(06-07-2016, 07:23 PM)Doigt Wrote: The problem with the people who is appealing to the wallet of everybody else is how many parts of the global population it represents. Every day, someone somewhere who is in lack of funds to survive the year has the idea of asking for help over the internet; many more wouldn't even ask the local resources (if there is any) after maybe putting some insane pressure and weight on the family. This, fellow forumites, will not end. Donating to individuals, while a noble effort, solves not the many problems society has to confront on this front. The point is that we need to find solutions.
I agree. The same goes with healthcare. If you go to a hospital, they will treat your symptoms, but that's all. Without determining the
root cause, and attacking that, really
nothing has been accomplished, other than maintaining the status quo for a short while longer.
I have made a rule for myself to
never help strangers directly with money. Not with cash. If they need physical help, words of encouragement, learning,
anything else, then that's different. I once was on my way to a movie with a friend.

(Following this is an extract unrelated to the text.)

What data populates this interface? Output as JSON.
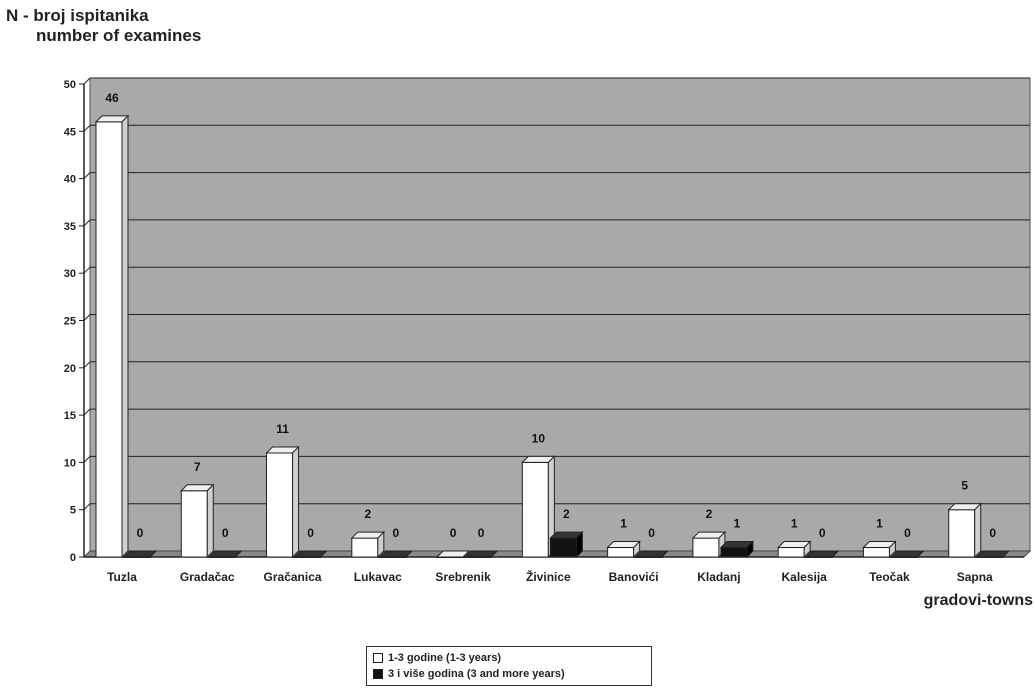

Some guy stopped me, gave me a story about desperately needing money for bus fare. I gave him a token. "What's this?", he says. "It's your bus fare." But more than an hour and a half later my friend and I come out of the theatre, and there he is.,.. still begging for change.
I started pushing him around, demanding my token back. I made quite the scene of it, making sure as many people as possible saw what he was up to, and eventually he gave it back. Then I told him to run, before I really got angry. He did.
With a stranger, you never truly know what is wrong with them, or what they truly need. They should seek what they need from those who know them, and know how badly something is needed.
Now, the majority of people are reasonable, try their best to get ahead, and those people deserve help in their time of need. Should they not all have friends who know, and are only too happy to pitch in?
The point is this:
There is a small section of society that does
not want to work, but exploit this old line:
A fool and his gold are soon parted.
Don't be the foo'!
The same holds true when you are thinking of donating to charities. Not all charities exist only to help the cause that they say they are. Many, have become something else, that seeks more to care for those who work for the charity.
Another anecdote: My mom worked as an accountant, and was hired on by a major charity which she had always gladly donated money to in the past. But during her time there, she saw that as the years went by, more and more of the share of money that they received went, not to the cause, but to pay for the employees, and grossly overpay their "managers". She uncovered fraudulent activity within some of the accounts, and when she began to talk to superiors about it, she was promptly fired.
She had (God rest her soul) too much faith in people -- that they did the right thing, most of the time. She didn't know just how corrupt the organization was, and talked to the wrong people.
So when you donate, always do some research first, and see how much of what you give, goes to the end cause.
So let's face facts. We don't know who this is, or if they really have cancer. We really don't know anything, so before you expend your time, energy, and money... I for one, would need evidence that they need it, and that whatever we collected would help.
Just sayin' (again)... don't be the foo'.